All participants were monitored overnight by in-lab polysomnography and were shown 20 photographs the night before their sleep. The next morning they were shown 20 pairs of photographs which contained a photo that had been presented the night before, and one that was similar but not shown to them. Participants picked which photo in each pair was the one that they had seen before.
The lead author of the research abstract was Ammar Tahir of the Memory Laboratory in the department of psychology at the University of Notre Dame in South Bend, IN. He was surprised by the findings. “The most surprising result of our study, thus far, is the noticeable improvement in memory that CPAP patients experience,” he said. “These results suggest the success of CPAP therapy in regenerating obstructive sleep apnea patients’ memory deficits.”

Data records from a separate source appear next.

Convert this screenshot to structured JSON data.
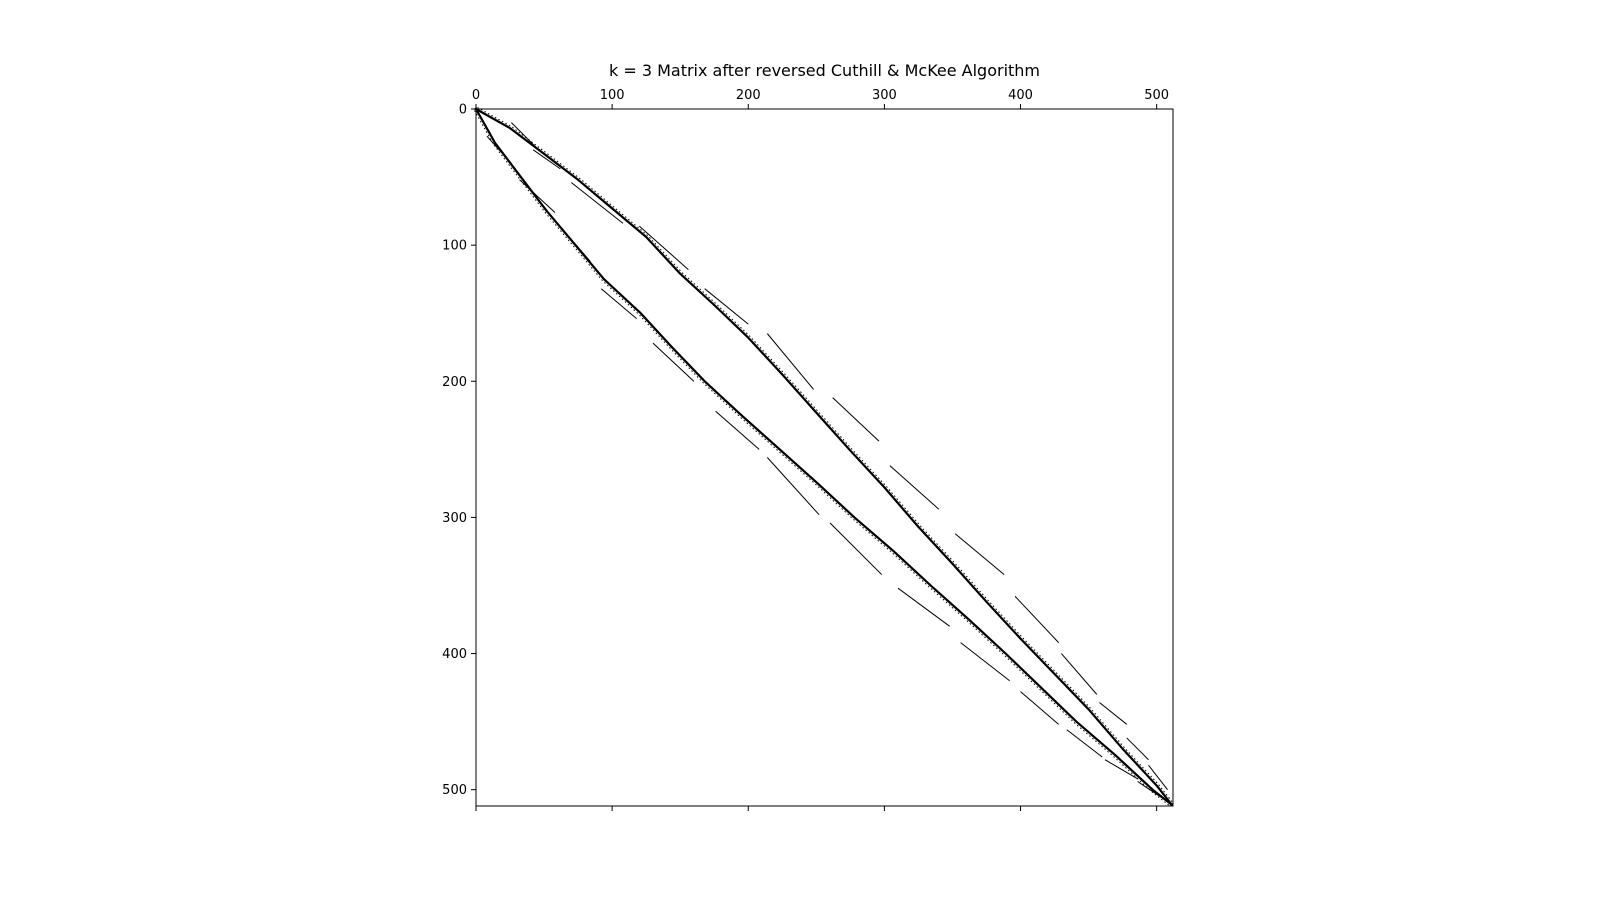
{
  "chart_data": {
    "type": "spy",
    "title": "k = 3 Matrix after reversed Cuthill & McKee Algorithm",
    "xlabel": "",
    "ylabel": "",
    "matrix_size": 512,
    "xlim": [
      0,
      512
    ],
    "ylim": [
      512,
      0
    ],
    "x_ticks": [
      0,
      100,
      200,
      300,
      400,
      500
    ],
    "y_ticks": [
      0,
      100,
      200,
      300,
      400,
      500
    ],
    "x_axis_position": "top",
    "grid": false,
    "marker_color": "#000000",
    "description_points": {
      "upper_band": [
        [
          0,
          0
        ],
        [
          25,
          14
        ],
        [
          50,
          33
        ],
        [
          75,
          52
        ],
        [
          100,
          73
        ],
        [
          125,
          94
        ],
        [
          150,
          121
        ],
        [
          175,
          144
        ],
        [
          200,
          168
        ],
        [
          225,
          195
        ],
        [
          250,
          223
        ],
        [
          275,
          251
        ],
        [
          300,
          278
        ],
        [
          325,
          307
        ],
        [
          350,
          334
        ],
        [
          375,
          362
        ],
        [
          400,
          389
        ],
        [
          425,
          415
        ],
        [
          450,
          441
        ],
        [
          475,
          470
        ],
        [
          500,
          497
        ],
        [
          511,
          511
        ]
      ],
      "lower_band": [
        [
          0,
          0
        ],
        [
          14,
          25
        ],
        [
          33,
          50
        ],
        [
          52,
          75
        ],
        [
          73,
          100
        ],
        [
          94,
          125
        ],
        [
          121,
          150
        ],
        [
          144,
          175
        ],
        [
          168,
          200
        ],
        [
          195,
          225
        ],
        [
          223,
          250
        ],
        [
          251,
          275
        ],
        [
          278,
          300
        ],
        [
          307,
          325
        ],
        [
          334,
          350
        ],
        [
          362,
          375
        ],
        [
          389,
          400
        ],
        [
          415,
          425
        ],
        [
          441,
          450
        ],
        [
          470,
          475
        ],
        [
          497,
          500
        ],
        [
          511,
          511
        ]
      ],
      "dashes": [
        [
          [
            26,
            10
          ],
          [
            46,
            30
          ]
        ],
        [
          [
            42,
            30
          ],
          [
            62,
            44
          ]
        ],
        [
          [
            70,
            54
          ],
          [
            108,
            84
          ]
        ],
        [
          [
            120,
            86
          ],
          [
            156,
            118
          ]
        ],
        [
          [
            168,
            132
          ],
          [
            200,
            158
          ]
        ],
        [
          [
            214,
            165
          ],
          [
            248,
            206
          ]
        ],
        [
          [
            262,
            212
          ],
          [
            296,
            244
          ]
        ],
        [
          [
            304,
            262
          ],
          [
            340,
            294
          ]
        ],
        [
          [
            352,
            312
          ],
          [
            388,
            342
          ]
        ],
        [
          [
            396,
            358
          ],
          [
            428,
            392
          ]
        ],
        [
          [
            430,
            400
          ],
          [
            456,
            430
          ]
        ],
        [
          [
            458,
            436
          ],
          [
            478,
            452
          ]
        ],
        [
          [
            478,
            462
          ],
          [
            494,
            478
          ]
        ],
        [
          [
            494,
            482
          ],
          [
            508,
            500
          ]
        ],
        [
          [
            8,
            20
          ],
          [
            26,
            40
          ]
        ],
        [
          [
            32,
            52
          ],
          [
            58,
            76
          ]
        ],
        [
          [
            58,
            82
          ],
          [
            84,
            112
          ]
        ],
        [
          [
            92,
            132
          ],
          [
            118,
            154
          ]
        ],
        [
          [
            130,
            172
          ],
          [
            160,
            200
          ]
        ],
        [
          [
            176,
            222
          ],
          [
            208,
            250
          ]
        ],
        [
          [
            214,
            256
          ],
          [
            252,
            298
          ]
        ],
        [
          [
            260,
            304
          ],
          [
            298,
            342
          ]
        ],
        [
          [
            310,
            352
          ],
          [
            348,
            380
          ]
        ],
        [
          [
            356,
            392
          ],
          [
            392,
            420
          ]
        ],
        [
          [
            400,
            428
          ],
          [
            428,
            452
          ]
        ],
        [
          [
            434,
            456
          ],
          [
            460,
            476
          ]
        ],
        [
          [
            462,
            478
          ],
          [
            486,
            492
          ]
        ],
        [
          [
            486,
            494
          ],
          [
            504,
            506
          ]
        ]
      ]
    }
  }
}
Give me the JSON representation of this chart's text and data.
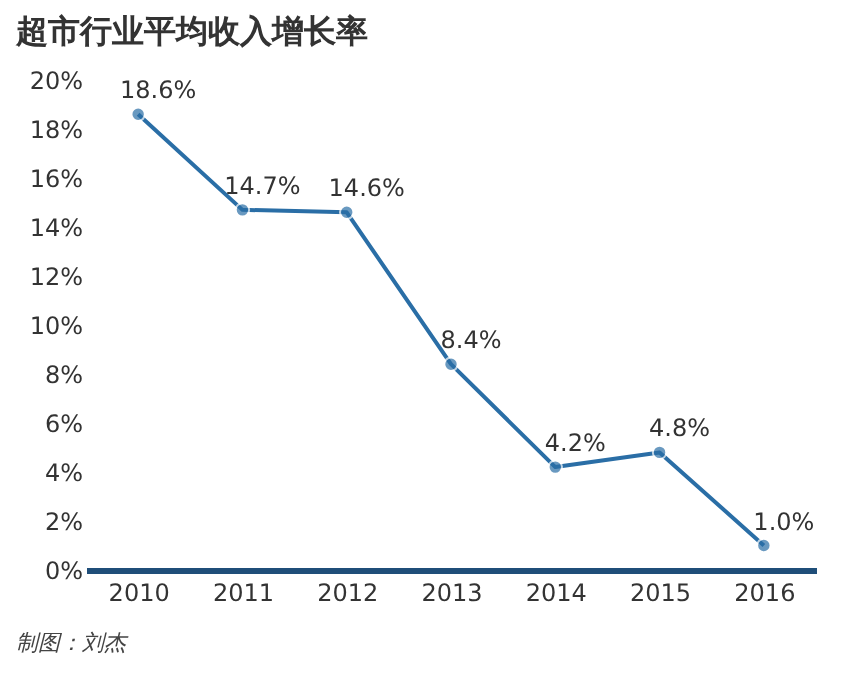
{
  "chart_data": {
    "type": "line",
    "title": "超市行业平均收入增长率",
    "categories": [
      "2010",
      "2011",
      "2012",
      "2013",
      "2014",
      "2015",
      "2016"
    ],
    "series": [
      {
        "color": "#2a6ea6",
        "values": [
          18.6,
          14.7,
          14.6,
          8.4,
          4.2,
          4.8,
          1.0
        ],
        "value_labels": [
          "18.6%",
          "14.7%",
          "14.6%",
          "8.4%",
          "4.2%",
          "4.8%",
          "1.0%"
        ]
      }
    ],
    "ylim": [
      0,
      20
    ],
    "yticks": [
      {
        "value": 0,
        "label": "0%"
      },
      {
        "value": 2,
        "label": "2%"
      },
      {
        "value": 4,
        "label": "4%"
      },
      {
        "value": 6,
        "label": "6%"
      },
      {
        "value": 8,
        "label": "8%"
      },
      {
        "value": 10,
        "label": "10%"
      },
      {
        "value": 12,
        "label": "12%"
      },
      {
        "value": 14,
        "label": "14%"
      },
      {
        "value": 16,
        "label": "16%"
      },
      {
        "value": 18,
        "label": "18%"
      },
      {
        "value": 20,
        "label": "20%"
      }
    ],
    "grid": false,
    "marker": "circle",
    "line_style": "solid",
    "annotations": [
      "制图：刘杰"
    ]
  }
}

OSA is a sleep-related breathing disorder that occurs when the muscles relax during sleep, causing soft tissue in the back of the throat to collapse and obstruct the upper airway, leading to pauses in breathing that can reduce blood flow to the brain. Most people with OSA snore loudly and frequently, and suffer from many symptoms of daytime fatigue including memory loss. OSA can be dangerous in that it affects the heart and lungs and is linked to cardiovascular disease, stroke and high blood pressure.
Although some patients complain about the discomfort of wearing a mask while they sleep, CPAP therapy is the most favored treatment of OSA by physicians because of the results it provides. This study indicates that improved memory is yet another benefit to the therapy, which provides a steady stream of air through a mask that is worn during sleep. This airflow keeps the airway open to prevent pauses in breathing and restores normal oxygen levels.
Another interesting discovery from the study indicated that the OSA group using CPAP out-performed the control group without OSA the on the memory tasks. Researchers believe that this is an important finding that could provide direction for future research to study the effect of CPAP therapy on brain function and memory processes.